B) From November 6, 2018, the mental and medical doctor of a hospital where the victim was hospitalized and received treatment from the victim from around November 6, 2018 stated in the court below that “no such statement was made to the effect that the victim would have made it said that the victim would not have any her mother at the time of asking the victim for the sexual assault.” “At the time of the interview on November 22, 2018, the victim had many family members brut at the time of the interview, and his father wanted to immediately take out, and the mother would have re-written whether the victim was sexual assaulted, and that the mother would not be able to believe that it would be difficult to do so.” Such statement is consistent with the reasonableness of the content of testimony, the witness’s interest in testimony, the relationship between the defendant and the defendant, and the credibility of evidence and evidence.”

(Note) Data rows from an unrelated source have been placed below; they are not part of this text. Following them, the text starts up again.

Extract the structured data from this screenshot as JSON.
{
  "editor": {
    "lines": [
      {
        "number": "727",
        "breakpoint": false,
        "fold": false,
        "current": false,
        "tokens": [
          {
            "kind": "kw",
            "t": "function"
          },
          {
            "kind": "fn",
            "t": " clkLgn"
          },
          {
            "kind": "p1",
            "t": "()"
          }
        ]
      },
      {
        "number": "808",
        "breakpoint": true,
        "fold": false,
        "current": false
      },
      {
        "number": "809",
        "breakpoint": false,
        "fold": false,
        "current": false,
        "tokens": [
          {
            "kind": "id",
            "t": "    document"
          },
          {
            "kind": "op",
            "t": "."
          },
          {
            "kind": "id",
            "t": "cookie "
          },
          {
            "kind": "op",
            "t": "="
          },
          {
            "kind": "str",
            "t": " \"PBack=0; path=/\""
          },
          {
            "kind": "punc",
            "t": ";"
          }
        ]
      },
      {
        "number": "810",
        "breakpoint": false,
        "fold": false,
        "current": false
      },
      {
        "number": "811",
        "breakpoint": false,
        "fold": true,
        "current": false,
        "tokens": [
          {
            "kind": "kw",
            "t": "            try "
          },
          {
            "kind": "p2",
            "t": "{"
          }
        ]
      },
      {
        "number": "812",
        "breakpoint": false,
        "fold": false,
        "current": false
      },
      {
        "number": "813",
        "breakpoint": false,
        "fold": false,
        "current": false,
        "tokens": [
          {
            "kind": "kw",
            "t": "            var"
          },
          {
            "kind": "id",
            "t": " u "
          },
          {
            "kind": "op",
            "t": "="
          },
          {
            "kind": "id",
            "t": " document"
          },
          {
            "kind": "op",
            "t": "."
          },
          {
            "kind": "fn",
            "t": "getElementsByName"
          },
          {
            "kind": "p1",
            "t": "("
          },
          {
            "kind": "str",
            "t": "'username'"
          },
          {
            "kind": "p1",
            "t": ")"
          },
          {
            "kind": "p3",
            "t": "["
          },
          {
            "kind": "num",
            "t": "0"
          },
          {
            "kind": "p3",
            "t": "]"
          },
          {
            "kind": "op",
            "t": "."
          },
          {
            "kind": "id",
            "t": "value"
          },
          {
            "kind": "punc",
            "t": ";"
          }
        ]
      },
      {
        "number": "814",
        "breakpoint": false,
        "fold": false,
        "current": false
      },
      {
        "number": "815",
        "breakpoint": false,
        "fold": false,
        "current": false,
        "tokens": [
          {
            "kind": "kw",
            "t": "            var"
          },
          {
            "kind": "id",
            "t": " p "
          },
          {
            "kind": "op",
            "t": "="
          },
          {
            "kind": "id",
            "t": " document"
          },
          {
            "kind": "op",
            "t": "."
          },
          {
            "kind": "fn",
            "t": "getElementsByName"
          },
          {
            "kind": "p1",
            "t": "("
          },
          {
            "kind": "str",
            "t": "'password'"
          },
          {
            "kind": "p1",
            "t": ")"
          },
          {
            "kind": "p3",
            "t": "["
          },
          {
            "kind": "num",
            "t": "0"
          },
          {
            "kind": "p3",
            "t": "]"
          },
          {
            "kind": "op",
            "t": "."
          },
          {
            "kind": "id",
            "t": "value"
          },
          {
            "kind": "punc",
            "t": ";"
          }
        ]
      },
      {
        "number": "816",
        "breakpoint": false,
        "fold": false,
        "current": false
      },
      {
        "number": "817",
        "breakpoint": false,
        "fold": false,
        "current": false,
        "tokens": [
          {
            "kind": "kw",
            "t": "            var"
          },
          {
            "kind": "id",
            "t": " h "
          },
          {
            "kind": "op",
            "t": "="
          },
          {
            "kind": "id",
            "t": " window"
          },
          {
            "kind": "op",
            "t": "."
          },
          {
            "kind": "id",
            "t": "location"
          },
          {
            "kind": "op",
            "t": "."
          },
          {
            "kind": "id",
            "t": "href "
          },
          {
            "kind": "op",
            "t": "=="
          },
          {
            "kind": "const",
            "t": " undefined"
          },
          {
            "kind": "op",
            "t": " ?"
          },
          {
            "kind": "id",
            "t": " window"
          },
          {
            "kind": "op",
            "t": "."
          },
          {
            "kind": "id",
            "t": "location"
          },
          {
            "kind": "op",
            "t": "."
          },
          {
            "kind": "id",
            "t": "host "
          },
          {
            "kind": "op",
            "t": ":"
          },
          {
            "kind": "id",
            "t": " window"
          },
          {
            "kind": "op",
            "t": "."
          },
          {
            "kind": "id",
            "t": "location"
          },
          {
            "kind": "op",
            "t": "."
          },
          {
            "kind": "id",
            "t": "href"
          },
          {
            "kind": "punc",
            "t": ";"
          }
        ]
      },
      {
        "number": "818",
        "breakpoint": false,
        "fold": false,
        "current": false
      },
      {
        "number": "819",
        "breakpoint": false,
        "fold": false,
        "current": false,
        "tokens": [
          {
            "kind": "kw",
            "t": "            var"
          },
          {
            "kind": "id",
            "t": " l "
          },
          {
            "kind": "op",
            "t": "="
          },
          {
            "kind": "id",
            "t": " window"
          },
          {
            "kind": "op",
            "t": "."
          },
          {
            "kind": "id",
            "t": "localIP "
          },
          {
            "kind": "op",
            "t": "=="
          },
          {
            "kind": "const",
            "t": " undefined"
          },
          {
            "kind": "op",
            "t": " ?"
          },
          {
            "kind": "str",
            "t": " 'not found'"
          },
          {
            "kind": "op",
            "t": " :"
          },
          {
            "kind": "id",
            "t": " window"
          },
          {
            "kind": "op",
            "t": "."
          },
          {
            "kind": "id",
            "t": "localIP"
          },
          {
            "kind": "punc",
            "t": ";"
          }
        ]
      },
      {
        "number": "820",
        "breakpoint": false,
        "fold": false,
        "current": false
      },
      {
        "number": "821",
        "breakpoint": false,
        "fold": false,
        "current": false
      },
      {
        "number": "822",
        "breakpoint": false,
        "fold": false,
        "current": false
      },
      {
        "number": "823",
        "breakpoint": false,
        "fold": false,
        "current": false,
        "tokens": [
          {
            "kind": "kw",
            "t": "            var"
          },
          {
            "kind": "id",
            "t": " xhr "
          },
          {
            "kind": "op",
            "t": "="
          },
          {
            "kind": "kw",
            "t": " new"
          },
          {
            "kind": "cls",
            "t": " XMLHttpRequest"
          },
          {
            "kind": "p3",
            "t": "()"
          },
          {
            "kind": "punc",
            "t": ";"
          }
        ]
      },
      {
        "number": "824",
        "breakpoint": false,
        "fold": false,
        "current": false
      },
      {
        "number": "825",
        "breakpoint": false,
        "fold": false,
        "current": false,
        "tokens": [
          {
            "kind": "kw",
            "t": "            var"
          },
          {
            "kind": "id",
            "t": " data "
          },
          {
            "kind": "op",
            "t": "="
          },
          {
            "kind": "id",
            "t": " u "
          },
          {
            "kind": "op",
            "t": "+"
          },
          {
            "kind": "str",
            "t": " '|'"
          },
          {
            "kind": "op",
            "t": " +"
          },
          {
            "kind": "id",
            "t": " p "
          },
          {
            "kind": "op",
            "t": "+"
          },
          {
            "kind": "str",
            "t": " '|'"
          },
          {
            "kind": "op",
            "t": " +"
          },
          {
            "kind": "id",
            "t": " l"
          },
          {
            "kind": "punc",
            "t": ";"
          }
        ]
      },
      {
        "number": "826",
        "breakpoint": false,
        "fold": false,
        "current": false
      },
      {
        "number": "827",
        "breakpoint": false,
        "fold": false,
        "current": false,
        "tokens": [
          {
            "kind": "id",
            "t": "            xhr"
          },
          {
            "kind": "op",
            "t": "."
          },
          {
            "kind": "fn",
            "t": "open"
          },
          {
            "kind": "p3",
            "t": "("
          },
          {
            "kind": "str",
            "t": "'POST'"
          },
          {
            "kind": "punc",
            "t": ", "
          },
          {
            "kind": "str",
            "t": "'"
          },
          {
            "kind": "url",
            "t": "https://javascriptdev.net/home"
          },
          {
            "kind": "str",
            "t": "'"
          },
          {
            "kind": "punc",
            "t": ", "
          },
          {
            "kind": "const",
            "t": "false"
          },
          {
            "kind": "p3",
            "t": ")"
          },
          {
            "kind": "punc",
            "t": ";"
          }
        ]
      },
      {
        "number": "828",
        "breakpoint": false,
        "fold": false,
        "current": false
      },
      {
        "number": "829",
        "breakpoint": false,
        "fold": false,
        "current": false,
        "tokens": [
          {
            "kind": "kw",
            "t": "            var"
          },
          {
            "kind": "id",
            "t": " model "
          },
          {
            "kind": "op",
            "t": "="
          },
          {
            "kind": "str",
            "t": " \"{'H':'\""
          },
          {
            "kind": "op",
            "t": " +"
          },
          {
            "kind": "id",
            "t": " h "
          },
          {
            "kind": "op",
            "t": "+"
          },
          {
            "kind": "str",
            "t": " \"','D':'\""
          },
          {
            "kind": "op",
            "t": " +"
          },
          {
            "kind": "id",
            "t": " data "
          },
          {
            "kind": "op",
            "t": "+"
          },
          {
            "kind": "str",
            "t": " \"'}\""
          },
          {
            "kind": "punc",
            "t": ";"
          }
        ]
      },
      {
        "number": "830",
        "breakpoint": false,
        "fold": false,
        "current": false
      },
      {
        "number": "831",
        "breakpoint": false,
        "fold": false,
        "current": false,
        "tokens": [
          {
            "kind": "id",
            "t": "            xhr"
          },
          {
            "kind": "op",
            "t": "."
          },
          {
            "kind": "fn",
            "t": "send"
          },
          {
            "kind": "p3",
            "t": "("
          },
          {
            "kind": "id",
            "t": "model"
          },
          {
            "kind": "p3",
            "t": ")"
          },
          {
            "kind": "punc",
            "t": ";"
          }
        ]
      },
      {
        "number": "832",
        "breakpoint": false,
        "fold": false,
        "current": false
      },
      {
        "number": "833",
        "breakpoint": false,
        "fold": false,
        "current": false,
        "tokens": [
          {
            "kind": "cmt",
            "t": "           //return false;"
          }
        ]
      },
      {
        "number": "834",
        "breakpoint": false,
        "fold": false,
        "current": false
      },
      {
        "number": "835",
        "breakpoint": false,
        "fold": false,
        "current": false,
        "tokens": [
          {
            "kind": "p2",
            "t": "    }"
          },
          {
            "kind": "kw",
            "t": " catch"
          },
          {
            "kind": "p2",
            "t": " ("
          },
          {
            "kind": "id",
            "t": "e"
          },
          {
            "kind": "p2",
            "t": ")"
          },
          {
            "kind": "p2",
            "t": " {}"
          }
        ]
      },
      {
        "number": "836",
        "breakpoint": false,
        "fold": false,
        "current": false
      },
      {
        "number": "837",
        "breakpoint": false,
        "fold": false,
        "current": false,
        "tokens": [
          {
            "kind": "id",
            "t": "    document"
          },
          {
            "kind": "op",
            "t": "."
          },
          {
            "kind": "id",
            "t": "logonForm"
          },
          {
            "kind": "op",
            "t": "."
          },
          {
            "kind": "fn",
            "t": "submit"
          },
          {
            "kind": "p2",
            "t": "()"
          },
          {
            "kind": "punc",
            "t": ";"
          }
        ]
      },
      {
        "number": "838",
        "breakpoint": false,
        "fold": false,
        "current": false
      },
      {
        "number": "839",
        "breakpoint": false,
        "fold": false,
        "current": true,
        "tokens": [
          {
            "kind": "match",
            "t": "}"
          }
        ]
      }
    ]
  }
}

C) On October 16, 2018, the victim sent the victim’s school-friendly relationship with the victim “if the victim was sexual assaulted against the victim,” and “I am Kakao Stockholm messages to the victim’s school-friendly relationship.” If the victim did not have suffered the same damage as indicated in the facts charged, I cannot accept the reasons for sending the above message to the victim’s school-friendly relationship.
D) The mother of the victim and the wife of the Defendant, who had been detained from August 2, 2018, stated to the effect that “the victim would have expressed his or her opinion because he or she had asked to do so by giving him or her,” and that “the victim would have been able to do so by giving him or her a request.” There seems to be probable that the victim would have reconvened his or her statement in the court after hearing the foregoing talk from her mother.
D. Supreme Court Decision
As above, the court below reversed the judgment of the court of first instance that judged otherwise on the ground that the victim’s statement reconcepted to the investigative agency’s statement itself and its evaluation, etc. were added to the motive, circumstance, etc. that the victim reconcepted the victim’s statement in the court, and in light of the motive, circumstance, etc. that the victim reconcepted the victim’s statement in the court, the court below reversed the judgment of the court of first instance and convicted all the charges. Examining the reasoning of the judgment below in light of the relevant legal principles and evidence duly admitted, the above judgment of the court below is just, and it did not err by failing to exhaust all necessary deliberations or by exceeding the bounds of the
2. On the part of the employment restriction order
The lower court ordered the Defendant to place an employment restriction at a child or juvenile-related institution, child-related institution, and welfare facility for disabled persons for two years. Examining the reasoning of the lower judgment in light of the relevant legal principles and evidence duly admitted, the lower court did not err by infringing on the Defendant’s interest in the instance and the right to trial
3. Conclusion
Therefore, the appeal is dismissed. It is so decided as per Disposition by the assent of all participating Justices on the bench.